Many Armenians, to use Lenin’s famous phrase, have in the decades since 1991 voted for peace with their feet and left the country. While this has been a problem in other post-communist nations, it has been more acute in Armenia. All of its neighbors have grown in population since 1991, but Armenia has declined. More worrying is the fact that citizens of those countries are also now richer than Armenia in per capita terms if international data can be trusted.
Like an outdated nuclear reactor, the powder keg that is Nagorno-Karabakh has produced a humanitarian disaster — four weeks of war between Armenia and Azerbaijan. The United States, in league with the international community, must lay out a clear policy designed at breaking the cycle of conflict and self-isolation to create a stable and prosperous Southern Caucasus region.
America must also carefully balance domestic concerns as the U.S. is home to a large Armenian-American community who have called for targeted sanctions against the government of Azerbaijan since the resumption of fighting.
Yet, multiple resolutions from the United Nations, the Council of Europe, and the European Parliament have recognized Nagorno-Karabakh as legally part of Azerbaijani territory.
Some argue the historical trauma of Armenia’s history requires the United States to ignore international law in this case. However, for the U.S to take sides in the conflict would be unbecoming of America’s role as a chair of OSCE Minsk Group which is focused on negotiating an end to this conflict.
In addition, Prime Minister Nikol Pashinyan has asked Russia for assistance, demonstrating that Armenia uses Russia repeatedly as a backstop in the conflict.
Azerbaijan can point to its own set of traumas such as the displacement of hundreds of thousands of IDPs from their homes during the Nagorno-Karabakh conflict.
This week Baku re-stated its commitment to autonomy for the region and left open the possibility of allowing international observers and peacekeepers to oversee any peace agreement. This gesture presents an opening that must be seized upon. Contemporary Azerbaijan, whatever its faults are, is a multicultural society home to Muslims, Jews, and Christians. Peace will require the vision and leadership to look to the future, not the past.
Here the United States and international organizations like the UN or OSCE can play a role by providing observers and potential peacekeepers to ensure that the rights of the population of Nagorno-Karabakh will be protected and that sacred sites are restored or protected after a cease-fire is signed.

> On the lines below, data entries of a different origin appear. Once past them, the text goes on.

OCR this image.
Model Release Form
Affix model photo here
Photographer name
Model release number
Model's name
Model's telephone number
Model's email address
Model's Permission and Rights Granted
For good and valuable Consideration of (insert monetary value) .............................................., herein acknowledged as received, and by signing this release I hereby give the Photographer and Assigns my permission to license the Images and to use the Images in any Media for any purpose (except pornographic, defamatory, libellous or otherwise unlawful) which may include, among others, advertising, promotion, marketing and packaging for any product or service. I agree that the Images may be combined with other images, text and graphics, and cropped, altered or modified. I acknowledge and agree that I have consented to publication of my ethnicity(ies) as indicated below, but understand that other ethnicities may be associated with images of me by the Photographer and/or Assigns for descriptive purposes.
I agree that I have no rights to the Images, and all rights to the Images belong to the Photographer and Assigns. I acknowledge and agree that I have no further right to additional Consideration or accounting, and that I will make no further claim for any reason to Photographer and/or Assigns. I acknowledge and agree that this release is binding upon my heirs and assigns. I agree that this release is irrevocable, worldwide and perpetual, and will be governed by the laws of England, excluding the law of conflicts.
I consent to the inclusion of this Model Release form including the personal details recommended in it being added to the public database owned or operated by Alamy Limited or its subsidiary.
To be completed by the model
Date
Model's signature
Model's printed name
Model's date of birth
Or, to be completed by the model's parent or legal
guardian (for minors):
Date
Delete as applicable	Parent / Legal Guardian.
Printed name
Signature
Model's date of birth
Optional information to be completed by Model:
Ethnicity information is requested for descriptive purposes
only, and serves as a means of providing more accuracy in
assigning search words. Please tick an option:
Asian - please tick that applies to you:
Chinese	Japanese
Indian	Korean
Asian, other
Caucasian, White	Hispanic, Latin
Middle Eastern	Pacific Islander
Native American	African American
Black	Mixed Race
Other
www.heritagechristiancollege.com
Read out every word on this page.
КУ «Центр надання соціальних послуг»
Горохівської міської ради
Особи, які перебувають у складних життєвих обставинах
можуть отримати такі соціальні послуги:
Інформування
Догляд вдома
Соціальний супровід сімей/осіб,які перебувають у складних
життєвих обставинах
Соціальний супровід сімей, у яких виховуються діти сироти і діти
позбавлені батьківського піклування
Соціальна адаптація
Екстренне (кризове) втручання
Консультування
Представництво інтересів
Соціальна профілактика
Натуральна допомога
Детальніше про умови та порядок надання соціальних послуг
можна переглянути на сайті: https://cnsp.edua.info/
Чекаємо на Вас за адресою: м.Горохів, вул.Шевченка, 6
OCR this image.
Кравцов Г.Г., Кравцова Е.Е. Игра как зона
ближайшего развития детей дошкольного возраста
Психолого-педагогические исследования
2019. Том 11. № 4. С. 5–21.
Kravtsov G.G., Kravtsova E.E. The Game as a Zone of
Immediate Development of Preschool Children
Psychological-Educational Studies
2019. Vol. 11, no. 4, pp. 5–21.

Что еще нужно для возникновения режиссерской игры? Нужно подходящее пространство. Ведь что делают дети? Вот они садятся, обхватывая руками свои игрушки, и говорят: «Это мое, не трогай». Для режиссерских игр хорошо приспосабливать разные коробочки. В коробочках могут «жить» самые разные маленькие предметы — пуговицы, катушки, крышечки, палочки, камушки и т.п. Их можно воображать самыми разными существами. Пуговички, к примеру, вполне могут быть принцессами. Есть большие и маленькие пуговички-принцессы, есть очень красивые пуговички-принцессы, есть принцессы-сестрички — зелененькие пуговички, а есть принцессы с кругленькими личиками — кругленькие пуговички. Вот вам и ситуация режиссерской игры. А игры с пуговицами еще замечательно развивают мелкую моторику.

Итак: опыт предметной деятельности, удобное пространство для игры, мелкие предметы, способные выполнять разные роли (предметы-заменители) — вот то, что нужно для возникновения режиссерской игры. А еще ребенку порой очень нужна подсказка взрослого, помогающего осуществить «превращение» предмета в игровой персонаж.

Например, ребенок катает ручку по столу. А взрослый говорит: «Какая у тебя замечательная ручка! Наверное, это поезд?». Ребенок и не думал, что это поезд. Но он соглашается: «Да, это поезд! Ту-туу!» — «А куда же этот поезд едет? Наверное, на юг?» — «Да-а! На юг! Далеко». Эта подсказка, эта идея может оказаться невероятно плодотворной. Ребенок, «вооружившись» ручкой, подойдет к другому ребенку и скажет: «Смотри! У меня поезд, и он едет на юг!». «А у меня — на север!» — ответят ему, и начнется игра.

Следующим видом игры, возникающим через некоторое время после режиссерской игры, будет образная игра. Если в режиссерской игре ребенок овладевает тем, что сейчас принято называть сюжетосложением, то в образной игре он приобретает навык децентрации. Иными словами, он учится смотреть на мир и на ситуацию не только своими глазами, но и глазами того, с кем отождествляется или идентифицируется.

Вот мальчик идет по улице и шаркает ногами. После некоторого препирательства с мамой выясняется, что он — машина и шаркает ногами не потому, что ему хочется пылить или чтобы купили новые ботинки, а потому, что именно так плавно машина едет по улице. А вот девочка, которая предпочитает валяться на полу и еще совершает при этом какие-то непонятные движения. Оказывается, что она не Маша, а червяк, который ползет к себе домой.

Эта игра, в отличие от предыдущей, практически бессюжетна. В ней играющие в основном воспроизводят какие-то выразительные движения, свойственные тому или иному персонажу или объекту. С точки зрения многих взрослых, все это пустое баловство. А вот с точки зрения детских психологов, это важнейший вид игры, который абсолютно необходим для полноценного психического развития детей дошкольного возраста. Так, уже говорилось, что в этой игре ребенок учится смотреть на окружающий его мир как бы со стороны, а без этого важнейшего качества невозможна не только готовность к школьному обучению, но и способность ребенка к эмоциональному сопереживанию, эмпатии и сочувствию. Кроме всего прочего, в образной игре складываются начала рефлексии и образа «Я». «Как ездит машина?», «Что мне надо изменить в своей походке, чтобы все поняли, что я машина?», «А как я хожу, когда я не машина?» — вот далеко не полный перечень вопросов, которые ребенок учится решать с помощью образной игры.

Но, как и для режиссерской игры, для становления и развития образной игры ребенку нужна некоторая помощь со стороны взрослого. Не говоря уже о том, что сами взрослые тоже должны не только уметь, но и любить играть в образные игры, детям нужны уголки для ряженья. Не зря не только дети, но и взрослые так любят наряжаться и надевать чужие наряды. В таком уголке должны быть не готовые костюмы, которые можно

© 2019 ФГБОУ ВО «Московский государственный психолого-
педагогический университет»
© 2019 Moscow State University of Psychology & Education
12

American history also can be instructive. At the Camp David Accords in 1979, President Jimmy Carter forged a historic agreement between Egypt and Israel. One of the terms of that agreement was energy trade between the two nations. A similar mandate in a treaty between Armenia and Azerbaijan could compel the latter to sell petroleum products to energy-poor Armenia and work to ensure that surrounding states open their borders to Armenian trade.
The dreams of shutting down the Medzomar Nuclear Power Plant envisioned by Armenians back in 1987 might today finally become a reality. As well as their dreams for a more prosperous homeland as well as the dream of peace.